Flood warnings have been issued in the south eastern United States in the wake of Hurricane Matthew – with officials cautioning that more people could be killed as rivers swell over their banks following torrential rains which have battered the coastal states.
In the US at least 19 people have been killed by the Atlantic storm with 1,000 killed in the Caribbean nation of Haiti. Winds of 145mph hit Haiti causing devastation in the south-west of the country. However, the hurricane slowed as it buffeted the eastern coast of the US.
On Sunday (9 October) Matthew was downgraded to a post-tropical cyclone, but in North Carolina, Governor Pat McCory has said the hurricane still poses a deadly threat. "Hurricane Matthew is off the map, but it is still with us and it is still deadly," he said.
Five people have been reported missing in North Carolina, the most northerly US state hit by the hurricane. Eight people were known to have died there so far.
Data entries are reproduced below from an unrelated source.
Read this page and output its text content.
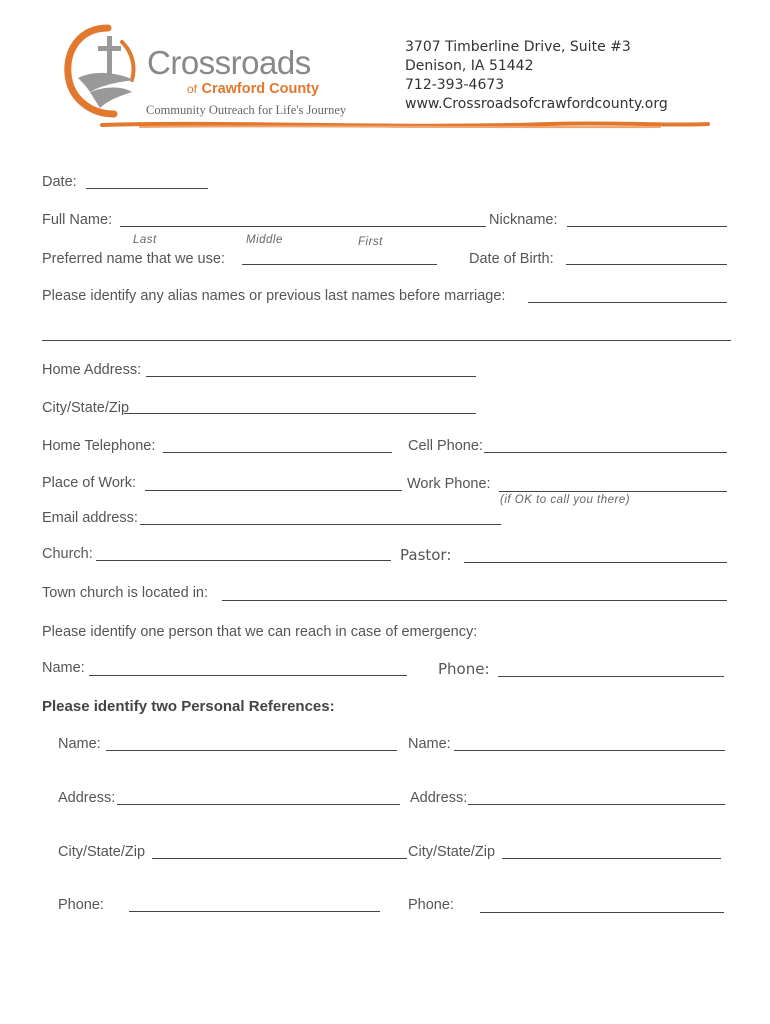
Crossroads
of Crawford County
Community Outreach for Life's Journey
3707 Timberline Drive, Suite #3
Denison, IA 51442
712-393-4673
www.Crossroadsofcrawfordcounty.org
Date:
Full Name:	Nickname:
Last	Middle	First
Preferred name that we use:	Date of Birth:
Please identify any alias names or previous last names before marriage:
Home Address:
City/State/Zip
Home Telephone:	Cell Phone:
Place of Work:	Work Phone:
(if OK to call you there)
Email address:
Church:	Pastor:
Town church is located in:
Please identify one person that we can reach in case of emergency:
Name:	Phone:
Please identify two Personal References:
Name:	Name:
Address:	Address:
City/State/Zip	City/State/Zip
Phone:	Phone:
With rivers expected to swell to record levels the National Weather Service said "life-threatening flooding," will continue on Monday 10 October over eastern portions of the state.
A total of 255 water rescue calls have been made over the course of the disaster and 701 people rescued in North Carolina.
Across Florida, Georgia, North and South Carolina and Virginia power has mostly been restored after 1.6 million people were hit by blackouts in the wake of the storm. Rescue workers and volunteers have continued tp clear streets of downed trees, abandoned vehicles and other debris in the wake of the storm.
In Florida, the authorities are preparing to reopen schools. Florida Governor Rick Scott announced that the National Guard would help. However, many affected remained closed on Monday (10 October), he added.
In a statement released on Sunday (9 October), Scott said it was crucial that students get back to school as quickly as possible, particularly those who receive their only real meals there.
The governor said the state's full resources have been offered to school districts for clean-up, repairs and issues with damaged buses.